Sunday, January 13, 2008

A Heritage of Heresy?

It was with the greatest excitement that my startled eyes happened upon a passage this evening, perhaps revealing a hitherto unknown ancestor. Nearly falling out of my chair, I felt a sudden surge of knowing recognition, much as one might feel when he hears of the misadventures of his long-passed grandfather and says to himself, “The blood remains thick, indeed!”


While approvingly perusing what appears to be a very promising anti-clerical tome, The Profits of Religion (1918) by Upton Sinclair, that great and often overlooked American man of letters, I encountered the name of one “Simon Fish,” a 16th century Englishman imbued with a peculiar amount of gumption. In beginning his excoriation of the Anglican establishment, Sinclair draws from a succession of sources to show the historical complicity of the English clergy in every sort of plutocratic robbery and plunder. After excerpting from a poem by Piers Plowman, “the poet of the people,” Sinclair proceeds to introduce Mr. Fish and his petition to Henry the Eighth, entitled the “Supplicacyon for the Beggars.” The author can be forgiven for not properly citing and dating his source, for the flavor of the document is too precious for words.


Horrified by the poverty around him, and outraged at the wealth of the men of the cloth, “strong, puissant and counterfeit holy and ydell,” Fish pleaded for the intervention of the sovereign:

“They have begged so importunatly that they have gotten ynto their hondes more than a therd part of all youre Realme. The goodliest lordshippes, maners,
londes, and territories, are theyres. Besides this, they have the tenth
part of all the corne, medowe, pasture, grasse, wolle, coltes, calves, lambes,
pigges, gese and chikens. Ye, and the looke so narrowly uppon theyre
prouffites, that the poore wyves must be countable to thym of every tenth eg, or
elles she gettith not her rytes at ester, shal be taken as an heretike . . . Is
it any merveille that youre people so compleine of povertie? The Turke
nowe, in your tyme, shulde never be abill to get so moche grounde of
christendome . . . And whate do al these gredy sort of sturdy, idell, holy
thieves? These be they that have made an hundredth thousand idell hores in
your realme. These be they that catche the pokkes of one woman, and bere
them to an other.”


Although Fish inarguably erred in making his appeal to the king, in a manner unbefitting a free man, we can also forgive him, for his proffered remedy is simply spectacular - he petitions the King to “tie these holy idell theves to the cartes, to be whipped naked about every market towne till they will fall to laboure!”

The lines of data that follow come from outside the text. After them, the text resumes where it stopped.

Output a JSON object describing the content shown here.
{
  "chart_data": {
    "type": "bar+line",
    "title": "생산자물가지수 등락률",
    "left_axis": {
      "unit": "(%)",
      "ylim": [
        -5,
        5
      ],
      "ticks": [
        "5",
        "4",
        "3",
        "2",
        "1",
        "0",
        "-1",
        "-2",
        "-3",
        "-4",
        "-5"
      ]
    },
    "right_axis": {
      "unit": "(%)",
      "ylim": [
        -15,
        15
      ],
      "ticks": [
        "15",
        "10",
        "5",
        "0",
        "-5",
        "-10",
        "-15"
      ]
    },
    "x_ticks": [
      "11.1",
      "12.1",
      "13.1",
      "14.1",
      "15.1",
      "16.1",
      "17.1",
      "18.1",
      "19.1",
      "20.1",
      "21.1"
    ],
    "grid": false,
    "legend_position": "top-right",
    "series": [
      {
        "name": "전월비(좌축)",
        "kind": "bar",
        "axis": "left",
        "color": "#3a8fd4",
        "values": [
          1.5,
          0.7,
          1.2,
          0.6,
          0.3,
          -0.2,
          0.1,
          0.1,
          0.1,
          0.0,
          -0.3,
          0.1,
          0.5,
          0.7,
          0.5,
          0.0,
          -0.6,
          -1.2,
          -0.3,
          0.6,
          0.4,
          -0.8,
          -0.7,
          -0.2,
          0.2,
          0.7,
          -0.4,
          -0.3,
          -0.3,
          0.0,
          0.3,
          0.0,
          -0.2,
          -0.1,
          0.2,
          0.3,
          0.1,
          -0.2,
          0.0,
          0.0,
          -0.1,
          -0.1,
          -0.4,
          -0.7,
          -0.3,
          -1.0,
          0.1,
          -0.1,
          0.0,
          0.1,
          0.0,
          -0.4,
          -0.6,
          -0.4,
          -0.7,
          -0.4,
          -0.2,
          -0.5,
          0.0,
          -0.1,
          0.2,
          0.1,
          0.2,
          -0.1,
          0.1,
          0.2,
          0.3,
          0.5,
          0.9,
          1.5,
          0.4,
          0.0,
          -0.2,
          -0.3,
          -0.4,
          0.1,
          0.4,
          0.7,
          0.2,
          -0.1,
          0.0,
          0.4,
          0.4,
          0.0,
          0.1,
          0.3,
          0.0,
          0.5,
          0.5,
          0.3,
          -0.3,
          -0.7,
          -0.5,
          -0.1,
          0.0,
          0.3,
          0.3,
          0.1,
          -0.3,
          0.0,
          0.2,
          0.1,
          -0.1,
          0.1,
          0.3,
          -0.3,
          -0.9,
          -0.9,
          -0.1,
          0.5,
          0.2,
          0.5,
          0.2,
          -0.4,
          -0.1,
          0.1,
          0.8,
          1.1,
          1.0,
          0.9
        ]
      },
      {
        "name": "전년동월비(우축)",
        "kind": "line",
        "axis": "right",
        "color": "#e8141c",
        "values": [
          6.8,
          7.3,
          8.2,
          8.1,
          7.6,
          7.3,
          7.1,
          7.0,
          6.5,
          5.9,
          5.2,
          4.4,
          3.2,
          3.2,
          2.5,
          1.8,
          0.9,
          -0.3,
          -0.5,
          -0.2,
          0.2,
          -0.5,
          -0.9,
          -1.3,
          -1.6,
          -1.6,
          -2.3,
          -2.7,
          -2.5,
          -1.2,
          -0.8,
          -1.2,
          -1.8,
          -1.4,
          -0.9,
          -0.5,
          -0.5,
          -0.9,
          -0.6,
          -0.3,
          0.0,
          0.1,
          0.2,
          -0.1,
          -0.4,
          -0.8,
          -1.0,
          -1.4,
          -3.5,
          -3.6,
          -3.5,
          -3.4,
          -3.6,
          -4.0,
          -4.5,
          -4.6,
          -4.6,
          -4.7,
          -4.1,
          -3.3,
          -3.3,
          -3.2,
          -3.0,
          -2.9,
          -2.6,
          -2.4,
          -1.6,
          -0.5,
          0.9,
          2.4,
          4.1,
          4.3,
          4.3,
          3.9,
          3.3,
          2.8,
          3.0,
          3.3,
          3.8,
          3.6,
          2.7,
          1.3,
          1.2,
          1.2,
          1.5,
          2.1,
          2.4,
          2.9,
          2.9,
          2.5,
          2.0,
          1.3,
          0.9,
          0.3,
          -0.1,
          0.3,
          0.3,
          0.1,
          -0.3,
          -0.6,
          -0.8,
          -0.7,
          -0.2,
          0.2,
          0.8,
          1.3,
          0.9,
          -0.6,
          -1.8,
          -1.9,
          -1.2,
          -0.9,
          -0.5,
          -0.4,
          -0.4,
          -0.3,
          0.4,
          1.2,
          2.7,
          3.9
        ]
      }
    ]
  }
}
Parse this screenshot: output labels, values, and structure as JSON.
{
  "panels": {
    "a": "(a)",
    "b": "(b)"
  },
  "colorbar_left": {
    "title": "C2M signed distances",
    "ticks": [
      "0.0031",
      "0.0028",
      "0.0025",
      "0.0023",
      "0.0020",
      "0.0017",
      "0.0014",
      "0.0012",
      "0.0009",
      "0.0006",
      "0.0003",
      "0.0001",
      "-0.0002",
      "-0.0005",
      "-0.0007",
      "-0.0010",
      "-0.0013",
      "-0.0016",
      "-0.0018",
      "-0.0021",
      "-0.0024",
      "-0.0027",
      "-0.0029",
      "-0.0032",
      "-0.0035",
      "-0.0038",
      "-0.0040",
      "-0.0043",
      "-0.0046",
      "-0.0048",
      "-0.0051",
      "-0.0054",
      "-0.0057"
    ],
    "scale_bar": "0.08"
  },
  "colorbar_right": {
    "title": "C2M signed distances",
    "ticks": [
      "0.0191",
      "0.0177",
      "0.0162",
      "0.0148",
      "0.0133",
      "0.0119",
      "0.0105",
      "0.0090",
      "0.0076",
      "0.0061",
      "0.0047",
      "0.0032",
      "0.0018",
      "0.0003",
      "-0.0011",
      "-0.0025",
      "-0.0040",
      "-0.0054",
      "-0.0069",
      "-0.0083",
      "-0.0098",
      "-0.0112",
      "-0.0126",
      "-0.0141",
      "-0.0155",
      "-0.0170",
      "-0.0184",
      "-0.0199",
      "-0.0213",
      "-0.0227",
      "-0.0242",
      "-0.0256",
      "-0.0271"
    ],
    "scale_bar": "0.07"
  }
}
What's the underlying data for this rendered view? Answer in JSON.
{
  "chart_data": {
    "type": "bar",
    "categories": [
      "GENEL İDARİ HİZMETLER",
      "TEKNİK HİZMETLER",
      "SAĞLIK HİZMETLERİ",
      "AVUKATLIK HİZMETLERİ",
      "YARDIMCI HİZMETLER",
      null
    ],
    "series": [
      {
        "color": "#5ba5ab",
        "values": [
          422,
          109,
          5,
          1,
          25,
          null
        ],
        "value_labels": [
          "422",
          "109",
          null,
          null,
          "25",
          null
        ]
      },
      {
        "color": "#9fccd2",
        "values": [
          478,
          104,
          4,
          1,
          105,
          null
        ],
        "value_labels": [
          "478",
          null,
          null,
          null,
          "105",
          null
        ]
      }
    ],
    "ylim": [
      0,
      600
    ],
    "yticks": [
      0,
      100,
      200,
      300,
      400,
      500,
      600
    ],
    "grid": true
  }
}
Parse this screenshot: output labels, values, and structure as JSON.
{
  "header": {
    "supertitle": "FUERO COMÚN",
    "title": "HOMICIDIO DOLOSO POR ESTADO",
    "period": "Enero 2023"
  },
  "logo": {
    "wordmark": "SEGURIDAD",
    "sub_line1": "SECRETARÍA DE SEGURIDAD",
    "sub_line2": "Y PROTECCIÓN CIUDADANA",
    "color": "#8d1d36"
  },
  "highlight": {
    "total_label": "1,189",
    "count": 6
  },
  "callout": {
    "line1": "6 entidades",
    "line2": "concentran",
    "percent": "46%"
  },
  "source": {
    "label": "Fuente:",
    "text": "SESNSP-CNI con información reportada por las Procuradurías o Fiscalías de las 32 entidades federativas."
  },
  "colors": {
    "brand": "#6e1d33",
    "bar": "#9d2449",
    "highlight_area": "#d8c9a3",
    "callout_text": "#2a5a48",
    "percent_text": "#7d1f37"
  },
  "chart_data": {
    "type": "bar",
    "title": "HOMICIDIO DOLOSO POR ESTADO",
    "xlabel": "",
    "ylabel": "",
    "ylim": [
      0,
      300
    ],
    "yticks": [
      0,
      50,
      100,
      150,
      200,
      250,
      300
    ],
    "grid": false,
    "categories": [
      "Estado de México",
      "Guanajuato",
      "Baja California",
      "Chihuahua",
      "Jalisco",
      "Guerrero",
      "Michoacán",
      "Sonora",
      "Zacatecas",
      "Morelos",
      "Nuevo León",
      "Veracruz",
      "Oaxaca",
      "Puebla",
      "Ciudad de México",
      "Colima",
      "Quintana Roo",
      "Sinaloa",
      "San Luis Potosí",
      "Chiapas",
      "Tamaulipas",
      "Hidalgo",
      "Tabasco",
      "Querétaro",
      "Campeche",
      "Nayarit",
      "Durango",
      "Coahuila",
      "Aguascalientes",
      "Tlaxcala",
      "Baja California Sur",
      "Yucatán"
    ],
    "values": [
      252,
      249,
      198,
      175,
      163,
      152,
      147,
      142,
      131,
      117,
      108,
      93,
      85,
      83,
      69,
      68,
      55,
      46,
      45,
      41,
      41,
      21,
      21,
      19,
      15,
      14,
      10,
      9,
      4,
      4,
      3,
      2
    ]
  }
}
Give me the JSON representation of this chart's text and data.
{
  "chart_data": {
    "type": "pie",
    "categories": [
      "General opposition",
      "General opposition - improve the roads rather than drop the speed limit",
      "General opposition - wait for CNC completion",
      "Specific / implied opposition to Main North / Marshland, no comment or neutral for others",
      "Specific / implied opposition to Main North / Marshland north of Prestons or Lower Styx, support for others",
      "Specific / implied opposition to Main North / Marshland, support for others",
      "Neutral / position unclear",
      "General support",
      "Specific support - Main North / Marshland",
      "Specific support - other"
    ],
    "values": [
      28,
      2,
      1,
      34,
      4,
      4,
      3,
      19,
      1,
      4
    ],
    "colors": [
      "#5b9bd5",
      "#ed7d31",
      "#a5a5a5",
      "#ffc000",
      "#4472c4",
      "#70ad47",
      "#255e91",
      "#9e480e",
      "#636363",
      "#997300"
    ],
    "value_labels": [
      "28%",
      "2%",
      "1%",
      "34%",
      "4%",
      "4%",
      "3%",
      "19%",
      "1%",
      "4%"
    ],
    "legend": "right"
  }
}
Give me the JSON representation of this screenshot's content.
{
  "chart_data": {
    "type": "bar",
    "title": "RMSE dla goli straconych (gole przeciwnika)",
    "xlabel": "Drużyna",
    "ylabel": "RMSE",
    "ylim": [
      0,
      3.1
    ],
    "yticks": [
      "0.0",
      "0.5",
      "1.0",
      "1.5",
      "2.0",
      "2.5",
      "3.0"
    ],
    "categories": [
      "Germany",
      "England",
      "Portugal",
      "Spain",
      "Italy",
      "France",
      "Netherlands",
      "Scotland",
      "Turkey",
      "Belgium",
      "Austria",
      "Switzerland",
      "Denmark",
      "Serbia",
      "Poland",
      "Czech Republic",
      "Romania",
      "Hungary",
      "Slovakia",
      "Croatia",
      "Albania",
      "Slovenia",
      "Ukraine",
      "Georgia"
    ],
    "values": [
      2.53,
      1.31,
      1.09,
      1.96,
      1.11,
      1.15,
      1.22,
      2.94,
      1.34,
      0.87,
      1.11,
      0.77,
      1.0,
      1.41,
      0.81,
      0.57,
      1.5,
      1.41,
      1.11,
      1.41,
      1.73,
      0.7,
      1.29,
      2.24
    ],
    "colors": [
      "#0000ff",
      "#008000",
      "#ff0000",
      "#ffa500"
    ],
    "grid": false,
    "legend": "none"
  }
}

For those who know me intimately, they can imagine the delight I find in these words. They may recall that the maiden name of my beloved mother is Fish (or Fyshe, in the old English spelling). A genealogical study of the Fish line, compiled some years ago, traced the family roots as far back as the late 18th century, when Simeon Fish of Massachusetts made his way to the frontier of that territory. Settling in the wooded wild, Simeon Fish eked out his living from the stony earth and sturdy timbers of the area now comprised of the towns of Somerville and Jefferson, battling both natives and the great proprietors of Boston for his right to the soil after his service in the army of the Revolution. Could Simeon have been a descendant of the aforementioned Simon, the former Fish the distant spawn of the latter?



We will have to settle the question at a much later date. I have neither the time nor the energy for such an extended pursuit, which no doubt will be taken up my brother, who has a passion for historical research. In the meantime, I will flatter myself with the thought that a clear continuity might be established solely by the precise harmony of our opinions. Good form, my newfound kinman! Let’s put those idle grafters to work!